Tuesdays with Story
10/4/22
The first word . . .
From the beginnings of literature, poets and writers have based their narratives on crossing borders, on wandering, on exile, on encounters beyond the familiar. The stranger is an archetype in epic poetry, in novels. The tension between alienation and assimilation has always been a basic theme.
Jhumpa Lahiri
Tuesday evening. . .
Seven TWS writers attended October 4 meeting.
Suzanne Gillingham (Kaleidoscope, Chs. 1-2) The characters were interesting and for the most part likable. The first chapters had too much telling and not enough showing with too much info dumping though there were areas that needed more explanation, for example, souls vs emotions. Also needed was a conflict set-up.
Bob Kralapp (Logical Realities of World)
(Logical Realities of the World, short story) The major observation was that the story felt unfinished, and left the reader with far too many unanswered questions. Judy suggested that the opening paragraph needed to be broken into shorter paragraphs for ease of reading. Amber commented on the tension generated in the concluding scene. Thanks one and all for the excellent comments.
Kashmira Sheth (Journey to Swaraj, Chs 26-27) Over all the comments were positive. John had suggestion to change the last sentence and also take out one trivial sentence. Judy pointed out to one verb that needed to be changed. Judy also asked about theme of the book. Amber said the story was coming of age. Larry suggested defining the word “swaraj” (self-rule) earlier in the story. We also talked about “theme” in general. Bob doesn’t start with a theme, Larry does. I have quotes about theme in this newsletter. Thank you.
Judy Cummings (A Real Hero, Chs. 3-5) In general, everyone liked the character’s voice and felt the plot was moving along well. Larry suggested putting the protagonist’s name and age earlier in the manuscript, along with correcting the use of military salutations. Amber pointed out some confusion with unclear dialogue tags and John recommended tightening up the language in a few places. Thanks for the feedback.

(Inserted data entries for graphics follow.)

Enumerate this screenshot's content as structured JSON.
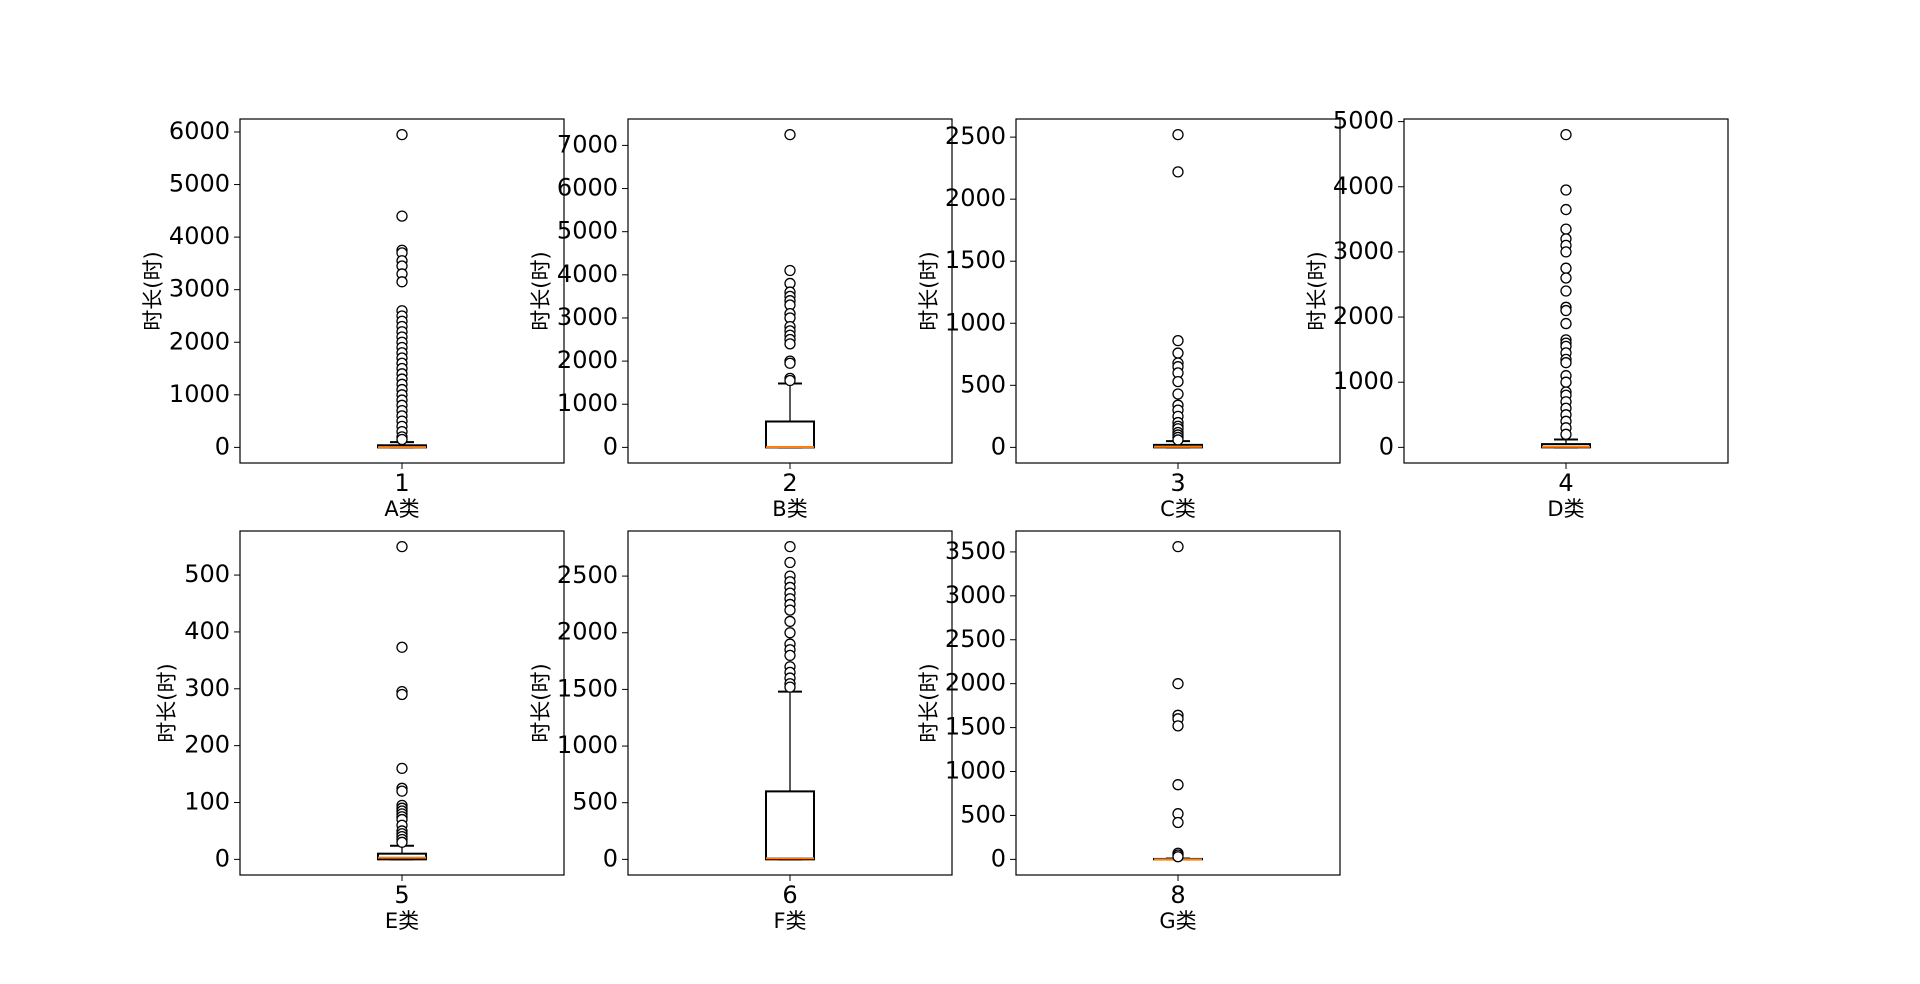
{
  "chart_data": [
    {
      "type": "box",
      "xlabel": "A类",
      "ylabel": "时长(时)",
      "categories": [
        "1"
      ],
      "whislo": 0,
      "q1": 0,
      "med": 5,
      "q3": 40,
      "whishi": 100,
      "fliers": [
        5950,
        4400,
        3750,
        3700,
        3550,
        3450,
        3300,
        3150,
        2600,
        2500,
        2400,
        2300,
        2200,
        2100,
        2000,
        1900,
        1800,
        1700,
        1600,
        1500,
        1400,
        1300,
        1200,
        1100,
        1000,
        900,
        800,
        700,
        600,
        500,
        400,
        300,
        200,
        150
      ],
      "ylim": [
        -297,
        6247
      ],
      "yticks": [
        0,
        1000,
        2000,
        3000,
        4000,
        5000,
        6000
      ],
      "color": "#000000",
      "median_color": "#ff7f0e"
    },
    {
      "type": "box",
      "xlabel": "B类",
      "ylabel": "时长(时)",
      "categories": [
        "2"
      ],
      "whislo": 0,
      "q1": 0,
      "med": 10,
      "q3": 600,
      "whishi": 1480,
      "fliers": [
        7250,
        4100,
        3800,
        3600,
        3500,
        3400,
        3300,
        3100,
        3000,
        2800,
        2700,
        2600,
        2500,
        2400,
        2000,
        1950,
        1600,
        1550
      ],
      "ylim": [
        -362,
        7612
      ],
      "yticks": [
        0,
        1000,
        2000,
        3000,
        4000,
        5000,
        6000,
        7000
      ],
      "color": "#000000",
      "median_color": "#ff7f0e"
    },
    {
      "type": "box",
      "xlabel": "C类",
      "ylabel": "时长(时)",
      "categories": [
        "3"
      ],
      "whislo": 0,
      "q1": 0,
      "med": 5,
      "q3": 20,
      "whishi": 50,
      "fliers": [
        2520,
        2220,
        860,
        760,
        680,
        650,
        600,
        530,
        430,
        340,
        300,
        250,
        200,
        170,
        150,
        120,
        100,
        80,
        60
      ],
      "ylim": [
        -126,
        2646
      ],
      "yticks": [
        0,
        500,
        1000,
        1500,
        2000,
        2500
      ],
      "color": "#000000",
      "median_color": "#ff7f0e"
    },
    {
      "type": "box",
      "xlabel": "D类",
      "ylabel": "时长(时)",
      "categories": [
        "4"
      ],
      "whislo": 0,
      "q1": 0,
      "med": 10,
      "q3": 50,
      "whishi": 120,
      "fliers": [
        4800,
        3950,
        3650,
        3350,
        3200,
        3100,
        3000,
        2750,
        2600,
        2400,
        2150,
        2100,
        1900,
        1650,
        1600,
        1550,
        1450,
        1350,
        1300,
        1100,
        1000,
        850,
        800,
        700,
        600,
        500,
        400,
        300,
        200
      ],
      "ylim": [
        -240,
        5040
      ],
      "yticks": [
        0,
        1000,
        2000,
        3000,
        4000,
        5000
      ],
      "color": "#000000",
      "median_color": "#ff7f0e"
    },
    {
      "type": "box",
      "xlabel": "E类",
      "ylabel": "时长(时)",
      "categories": [
        "5"
      ],
      "whislo": 0,
      "q1": 0,
      "med": 3,
      "q3": 10,
      "whishi": 24,
      "fliers": [
        550,
        373,
        295,
        290,
        160,
        125,
        120,
        95,
        90,
        85,
        80,
        75,
        70,
        60,
        50,
        45,
        40,
        35,
        30
      ],
      "ylim": [
        -27.5,
        577.5
      ],
      "yticks": [
        0,
        100,
        200,
        300,
        400,
        500
      ],
      "color": "#000000",
      "median_color": "#ff7f0e"
    },
    {
      "type": "box",
      "xlabel": "F类",
      "ylabel": "时长(时)",
      "categories": [
        "6"
      ],
      "whislo": 0,
      "q1": 0,
      "med": 10,
      "q3": 600,
      "whishi": 1480,
      "fliers": [
        2760,
        2620,
        2500,
        2450,
        2400,
        2350,
        2300,
        2250,
        2200,
        2100,
        2000,
        1900,
        1850,
        1800,
        1700,
        1650,
        1600,
        1550,
        1520
      ],
      "ylim": [
        -138,
        2898
      ],
      "yticks": [
        0,
        500,
        1000,
        1500,
        2000,
        2500
      ],
      "color": "#000000",
      "median_color": "#ff7f0e"
    },
    {
      "type": "box",
      "xlabel": "G类",
      "ylabel": "时长(时)",
      "categories": [
        "8"
      ],
      "whislo": 0,
      "q1": 0,
      "med": 0,
      "q3": 5,
      "whishi": 10,
      "fliers": [
        3560,
        2000,
        1640,
        1600,
        1520,
        850,
        520,
        420,
        70,
        50,
        30
      ],
      "ylim": [
        -178,
        3738
      ],
      "yticks": [
        0,
        500,
        1000,
        1500,
        2000,
        2500,
        3000,
        3500
      ],
      "color": "#000000",
      "median_color": "#ff7f0e"
    }
  ]
}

Larry F. Sommers ) Lost in the Woods) Larry F. Sommers, “Lost in the Woods”: Everybody liked the general tone. A couple of “cute” bits in dialog could have been left out. Judy refused to believe that in eight years of marriage Genie had learned nothing of Gus’s personal history. There were some thoughts that the old man, Carl, may have reached out to Gus by letters or by sending woodcarvings. Otherwise, it’s hard to see Gus’s motivation for re-establishing contact. Thanks for lots of constructive thoughts, everybody.
Presenter for our next meeting on October 18:
Amber Boudreau
Kashmira Sheth
Judy Cummings
Suzanne Gillingham
Please note that we still have two spots open.
The last word . . .On themes from the writing master class.
- 1. Put your characters in conflict with one another. Most themes center on controversial ideas that are a source of conflict for human beings. By putting your characters in conflict, you’ll create more opportunities for actions, choices, and conversations that enable them, and your readers, to tackle your theme head on.
- 2. Reinforce your theme with motifs. A motif is a recurring image or detail that highlights the central ideas in a story through repetition. In F. Scott Fitzgerald’s The Great Gatsby, for example, Gatsby’s constant, lavish parties emphasize the theme of excess, materialism, and the pursuit of the American dream. Use motif to shed additional light on the theme and also give readers a reminder of its existence.
- 3. Represent your theme with symbols. Symbols are objects, characters, or settings that are used to represent something else (while, again, supporting the theme). A symbol may appear one time, or be present throughout the story. In The Great Gatsby, a green light symbolizes Gatsby’s dream for a better life with Daisy. In the beginning of the book, he reaches toward it; in the end, it seems unreachable.